Founded in 1998, Ebates runs websites offering rebates and coupons for shopping from 1,700-plus partner retailers, including Amazon.com and eBay.
Ebates operates in such markets as the U.S., Canada, South Korea and China. Although the company has not disclosed the size of its membership, more than $1.6 billion in transactions went through its sites in 2012, and consumers have gotten back more than $250 million since its founding.
Rakuten has a credit-card-linked reward point system in Japan to help retain its customer base. Lacking a similar setup in the U.S., it decided to acquire Ebates instead to lead shoppers looking for cash-back deals to the Rakuten virtual mall. By bringing Ebates under its umbrella, the Japanese company will gain access to transaction data of rival online retailers as well.

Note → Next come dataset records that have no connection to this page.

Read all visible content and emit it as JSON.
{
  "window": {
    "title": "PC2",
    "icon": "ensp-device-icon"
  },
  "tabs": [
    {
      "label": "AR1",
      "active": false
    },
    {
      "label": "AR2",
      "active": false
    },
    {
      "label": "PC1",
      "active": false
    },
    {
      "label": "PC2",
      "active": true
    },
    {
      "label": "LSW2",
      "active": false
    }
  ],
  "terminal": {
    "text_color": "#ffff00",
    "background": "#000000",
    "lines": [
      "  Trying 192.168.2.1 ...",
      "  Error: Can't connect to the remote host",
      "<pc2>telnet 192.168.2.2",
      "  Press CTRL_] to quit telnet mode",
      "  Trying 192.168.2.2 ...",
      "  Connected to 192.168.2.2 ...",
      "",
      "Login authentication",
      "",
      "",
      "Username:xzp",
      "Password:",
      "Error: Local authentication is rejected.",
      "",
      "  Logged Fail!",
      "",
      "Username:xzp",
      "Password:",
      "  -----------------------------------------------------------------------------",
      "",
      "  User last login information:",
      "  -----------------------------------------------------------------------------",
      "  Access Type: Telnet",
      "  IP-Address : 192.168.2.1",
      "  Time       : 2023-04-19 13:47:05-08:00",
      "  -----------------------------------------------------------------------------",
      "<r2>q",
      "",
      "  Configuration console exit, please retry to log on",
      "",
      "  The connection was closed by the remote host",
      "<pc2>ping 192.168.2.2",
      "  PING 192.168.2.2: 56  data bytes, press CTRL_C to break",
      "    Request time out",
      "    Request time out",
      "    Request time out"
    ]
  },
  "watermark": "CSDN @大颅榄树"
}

Since launching its Taiwanese business in 2008, Rakuten has come to operate in more than 10 markets, encompassing the U.S., Europe and Asia. But its overseas e-commerce transactions, totaling slightly less than 100 billion yen a year, pale beside its 1.7 trillion yen in domestic annual transactions. Raising its profile abroad has been a key challenge.
Rakuten has been actively pursuing acquisitions to expand overseas. It bought U.S. video-streaming provider Viki for about $200 million last year and messaging app provider Viber for $900 million this past February.
The global e-commerce market is expected to expand 20% this year, according to a U.S. research company.
By gaining a solid foothold in the American e-commerce market through the latest deal, Rakuten seeks to better compete against Amazon and China's Alibaba.